Rajasthan govt to give two ‘expensive’ drugs free to TB patients
While a six-month course of one drug costs Rs 1 lakh, another is Rs 58,000.
In a couple of months, multiple drug resistant (MDR) tuberculosis (TB) patients in Rajasthan will get two expensive drugs free of cost.

Health minister Kali Charan Saraf said that the drugs bedaquiline and delamanid that have been proved successful in treating MDR TB and extensively drug resistant (XDR) TB in western countries will be soon introduced in India. “These drugs will be available free of cost to drug resistant TB patients in Rajasthan in next two or three months at all the six government medical colleges.”
As per medical and health department data, Rajasthan has 1,06,947 TB patients of which 84,537 were from government hospitals and 22, 410 from private hospitals from January 1 to December 31, 2017.
Dr Narendra Khippal, senior professor, Institute of Respiratory Diseases, Sawai Man Singh Medical College, Jaipur said that tuberculosis is transmitted through the air, when TB patients cough or sneeze.
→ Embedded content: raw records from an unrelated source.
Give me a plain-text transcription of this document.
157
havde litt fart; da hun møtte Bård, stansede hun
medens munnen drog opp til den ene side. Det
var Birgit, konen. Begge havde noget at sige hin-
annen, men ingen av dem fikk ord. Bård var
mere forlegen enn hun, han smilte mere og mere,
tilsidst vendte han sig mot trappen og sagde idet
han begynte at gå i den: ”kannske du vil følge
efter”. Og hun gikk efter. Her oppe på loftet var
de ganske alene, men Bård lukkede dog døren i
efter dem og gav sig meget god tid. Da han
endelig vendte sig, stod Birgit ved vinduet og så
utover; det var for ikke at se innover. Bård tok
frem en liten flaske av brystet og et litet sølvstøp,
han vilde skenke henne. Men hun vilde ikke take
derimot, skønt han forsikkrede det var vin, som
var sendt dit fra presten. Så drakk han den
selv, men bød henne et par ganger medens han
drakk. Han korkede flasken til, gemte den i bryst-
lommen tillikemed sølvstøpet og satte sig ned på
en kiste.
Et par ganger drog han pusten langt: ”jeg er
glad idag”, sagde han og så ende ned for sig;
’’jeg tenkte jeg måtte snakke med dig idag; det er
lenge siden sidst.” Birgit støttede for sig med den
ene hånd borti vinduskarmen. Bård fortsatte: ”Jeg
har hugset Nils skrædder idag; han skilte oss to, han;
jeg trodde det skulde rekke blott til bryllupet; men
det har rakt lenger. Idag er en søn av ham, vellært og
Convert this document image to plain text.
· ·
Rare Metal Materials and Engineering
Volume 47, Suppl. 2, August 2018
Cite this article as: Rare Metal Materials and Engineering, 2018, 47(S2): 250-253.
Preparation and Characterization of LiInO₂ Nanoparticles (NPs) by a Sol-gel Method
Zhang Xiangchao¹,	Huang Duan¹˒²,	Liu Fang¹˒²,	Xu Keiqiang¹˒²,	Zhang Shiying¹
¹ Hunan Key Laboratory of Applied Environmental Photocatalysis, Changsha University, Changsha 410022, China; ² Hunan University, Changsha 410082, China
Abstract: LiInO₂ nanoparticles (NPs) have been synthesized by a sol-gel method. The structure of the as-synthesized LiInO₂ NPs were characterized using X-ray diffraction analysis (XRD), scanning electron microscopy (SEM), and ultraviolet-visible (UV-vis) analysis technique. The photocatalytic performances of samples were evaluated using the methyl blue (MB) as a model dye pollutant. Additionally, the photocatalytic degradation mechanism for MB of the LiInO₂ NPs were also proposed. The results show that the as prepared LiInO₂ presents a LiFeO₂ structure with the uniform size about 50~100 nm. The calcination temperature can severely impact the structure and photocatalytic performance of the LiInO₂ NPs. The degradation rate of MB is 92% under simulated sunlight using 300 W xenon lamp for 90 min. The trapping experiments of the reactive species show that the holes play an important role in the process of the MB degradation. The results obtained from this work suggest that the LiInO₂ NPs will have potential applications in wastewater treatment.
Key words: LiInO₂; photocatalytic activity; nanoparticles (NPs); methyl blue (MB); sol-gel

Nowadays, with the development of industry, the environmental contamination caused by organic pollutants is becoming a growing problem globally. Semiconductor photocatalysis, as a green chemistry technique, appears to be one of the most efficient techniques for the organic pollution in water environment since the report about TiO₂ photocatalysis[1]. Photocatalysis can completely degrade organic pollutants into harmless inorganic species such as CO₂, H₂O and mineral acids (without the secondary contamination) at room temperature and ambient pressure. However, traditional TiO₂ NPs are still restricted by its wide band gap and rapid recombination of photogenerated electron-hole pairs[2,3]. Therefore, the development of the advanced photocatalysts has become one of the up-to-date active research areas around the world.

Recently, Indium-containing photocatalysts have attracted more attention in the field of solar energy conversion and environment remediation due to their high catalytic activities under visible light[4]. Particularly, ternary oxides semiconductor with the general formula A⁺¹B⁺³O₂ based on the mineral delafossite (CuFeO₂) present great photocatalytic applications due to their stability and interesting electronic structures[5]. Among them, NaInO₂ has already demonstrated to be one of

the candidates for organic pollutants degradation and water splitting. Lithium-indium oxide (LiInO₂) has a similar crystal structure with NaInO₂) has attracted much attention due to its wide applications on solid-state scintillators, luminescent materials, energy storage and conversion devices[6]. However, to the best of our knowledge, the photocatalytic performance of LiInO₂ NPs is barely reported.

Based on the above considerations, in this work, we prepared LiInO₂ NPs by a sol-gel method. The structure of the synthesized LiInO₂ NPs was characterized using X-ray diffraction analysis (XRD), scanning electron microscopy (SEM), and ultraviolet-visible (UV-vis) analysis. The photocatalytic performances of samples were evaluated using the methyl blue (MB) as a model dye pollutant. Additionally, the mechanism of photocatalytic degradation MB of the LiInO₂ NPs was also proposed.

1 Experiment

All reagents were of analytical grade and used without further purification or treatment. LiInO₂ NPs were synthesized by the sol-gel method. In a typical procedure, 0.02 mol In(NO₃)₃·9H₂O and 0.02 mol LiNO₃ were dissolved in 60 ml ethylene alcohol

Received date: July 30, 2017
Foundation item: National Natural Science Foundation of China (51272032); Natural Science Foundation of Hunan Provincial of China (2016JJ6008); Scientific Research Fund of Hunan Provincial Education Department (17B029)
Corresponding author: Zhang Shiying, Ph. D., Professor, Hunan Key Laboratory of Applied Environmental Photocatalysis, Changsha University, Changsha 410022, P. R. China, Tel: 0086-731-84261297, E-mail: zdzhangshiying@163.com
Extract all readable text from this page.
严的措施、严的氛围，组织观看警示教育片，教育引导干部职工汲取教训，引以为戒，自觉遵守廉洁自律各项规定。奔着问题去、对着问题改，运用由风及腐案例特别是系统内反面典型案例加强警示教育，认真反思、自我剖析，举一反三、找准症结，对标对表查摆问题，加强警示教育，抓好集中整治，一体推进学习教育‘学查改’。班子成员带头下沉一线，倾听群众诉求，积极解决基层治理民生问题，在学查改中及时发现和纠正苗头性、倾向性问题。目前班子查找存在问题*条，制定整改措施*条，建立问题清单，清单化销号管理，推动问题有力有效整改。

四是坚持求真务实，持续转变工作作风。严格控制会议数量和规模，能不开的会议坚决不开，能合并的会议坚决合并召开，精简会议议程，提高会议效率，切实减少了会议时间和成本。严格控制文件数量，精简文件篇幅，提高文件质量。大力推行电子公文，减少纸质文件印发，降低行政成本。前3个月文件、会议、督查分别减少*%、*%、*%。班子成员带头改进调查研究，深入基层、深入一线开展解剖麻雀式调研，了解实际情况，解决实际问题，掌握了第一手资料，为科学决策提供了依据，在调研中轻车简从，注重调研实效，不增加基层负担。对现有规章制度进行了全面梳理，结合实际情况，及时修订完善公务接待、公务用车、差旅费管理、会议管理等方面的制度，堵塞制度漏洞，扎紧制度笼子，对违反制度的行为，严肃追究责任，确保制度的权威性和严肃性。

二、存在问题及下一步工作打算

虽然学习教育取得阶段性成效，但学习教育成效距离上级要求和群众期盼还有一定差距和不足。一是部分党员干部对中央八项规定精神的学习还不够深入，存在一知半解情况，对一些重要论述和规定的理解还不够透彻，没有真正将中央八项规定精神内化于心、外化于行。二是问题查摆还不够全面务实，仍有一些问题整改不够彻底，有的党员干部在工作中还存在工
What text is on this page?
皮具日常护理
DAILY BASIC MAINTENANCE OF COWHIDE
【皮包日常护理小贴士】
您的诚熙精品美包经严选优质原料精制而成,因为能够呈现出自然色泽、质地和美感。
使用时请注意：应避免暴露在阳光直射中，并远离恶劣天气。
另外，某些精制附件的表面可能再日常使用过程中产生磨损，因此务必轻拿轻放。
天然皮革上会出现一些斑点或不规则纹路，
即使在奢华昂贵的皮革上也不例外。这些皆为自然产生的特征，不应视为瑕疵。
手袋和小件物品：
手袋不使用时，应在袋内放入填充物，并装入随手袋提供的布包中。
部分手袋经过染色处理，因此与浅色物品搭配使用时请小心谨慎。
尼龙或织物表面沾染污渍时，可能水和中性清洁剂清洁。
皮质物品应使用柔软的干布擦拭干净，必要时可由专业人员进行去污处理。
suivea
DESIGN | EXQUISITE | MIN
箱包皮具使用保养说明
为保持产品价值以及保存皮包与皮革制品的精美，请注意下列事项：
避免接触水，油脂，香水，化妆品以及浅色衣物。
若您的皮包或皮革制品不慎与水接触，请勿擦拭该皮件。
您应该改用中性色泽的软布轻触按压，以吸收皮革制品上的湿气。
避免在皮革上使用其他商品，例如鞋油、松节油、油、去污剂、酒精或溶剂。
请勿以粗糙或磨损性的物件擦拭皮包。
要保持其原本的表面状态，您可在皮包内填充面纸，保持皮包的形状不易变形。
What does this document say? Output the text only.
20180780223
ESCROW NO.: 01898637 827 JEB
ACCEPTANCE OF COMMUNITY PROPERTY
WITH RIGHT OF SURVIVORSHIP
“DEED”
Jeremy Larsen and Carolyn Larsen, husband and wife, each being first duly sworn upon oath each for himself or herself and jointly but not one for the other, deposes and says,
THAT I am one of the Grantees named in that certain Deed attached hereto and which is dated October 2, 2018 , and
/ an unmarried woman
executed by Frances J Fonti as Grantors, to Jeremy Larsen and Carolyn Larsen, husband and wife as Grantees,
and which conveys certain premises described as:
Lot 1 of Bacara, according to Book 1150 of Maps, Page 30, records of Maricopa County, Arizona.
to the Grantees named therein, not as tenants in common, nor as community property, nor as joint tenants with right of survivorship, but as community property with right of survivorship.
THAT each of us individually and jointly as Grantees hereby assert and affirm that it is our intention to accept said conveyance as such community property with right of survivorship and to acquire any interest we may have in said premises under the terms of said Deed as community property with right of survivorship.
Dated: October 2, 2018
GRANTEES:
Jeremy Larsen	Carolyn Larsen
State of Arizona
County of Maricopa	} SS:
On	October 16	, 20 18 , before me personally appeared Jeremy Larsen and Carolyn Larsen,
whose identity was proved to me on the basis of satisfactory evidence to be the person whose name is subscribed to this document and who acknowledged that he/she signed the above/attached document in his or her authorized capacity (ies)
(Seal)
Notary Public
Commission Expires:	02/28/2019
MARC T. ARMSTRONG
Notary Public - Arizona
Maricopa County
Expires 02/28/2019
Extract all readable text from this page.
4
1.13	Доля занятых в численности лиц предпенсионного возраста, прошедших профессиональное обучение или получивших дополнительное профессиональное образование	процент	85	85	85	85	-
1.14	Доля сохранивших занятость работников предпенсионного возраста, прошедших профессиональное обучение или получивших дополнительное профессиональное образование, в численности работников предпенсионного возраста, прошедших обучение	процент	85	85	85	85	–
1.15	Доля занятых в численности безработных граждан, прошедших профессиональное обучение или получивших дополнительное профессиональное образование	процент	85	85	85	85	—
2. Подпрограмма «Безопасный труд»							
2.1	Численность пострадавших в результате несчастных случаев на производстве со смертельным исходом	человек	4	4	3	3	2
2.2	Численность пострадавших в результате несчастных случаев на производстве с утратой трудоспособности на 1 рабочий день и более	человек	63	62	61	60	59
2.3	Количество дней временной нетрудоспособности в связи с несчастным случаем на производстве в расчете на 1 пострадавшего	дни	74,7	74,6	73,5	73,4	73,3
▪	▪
Most infections do not show symptoms and is latent, but about one in 10 latent infections eventually progresses to active diseases, which, if left untreated, turns fatal.
“A person with active but untreated tuberculosis may infect 10–15 (or more) people per year,” he said.
Dr Khippal said that, earlier, detecting MDR TB through conventional method was a time consuming process. The result of mycobacterium culture and sensitivity of sputum used to come in 2-3 months. But with introduction of cartridge based nucleic acid amplification test (CBNAAT) labs, the test results come within 24 hours, making the diagnosis easy. CBNAAT machines have been set up in the state over the last 8-9 months, he added.
He said, “These two drugs, bedaquiline and delamanid, will prove effective in treating drug resistant TB. India will be getting these medicines on donation for a year, as these medicines are very costly--six month course of bedaquiline will cost Rs 1 lakh, while six month course of delamanid will cost Rs 58,000.”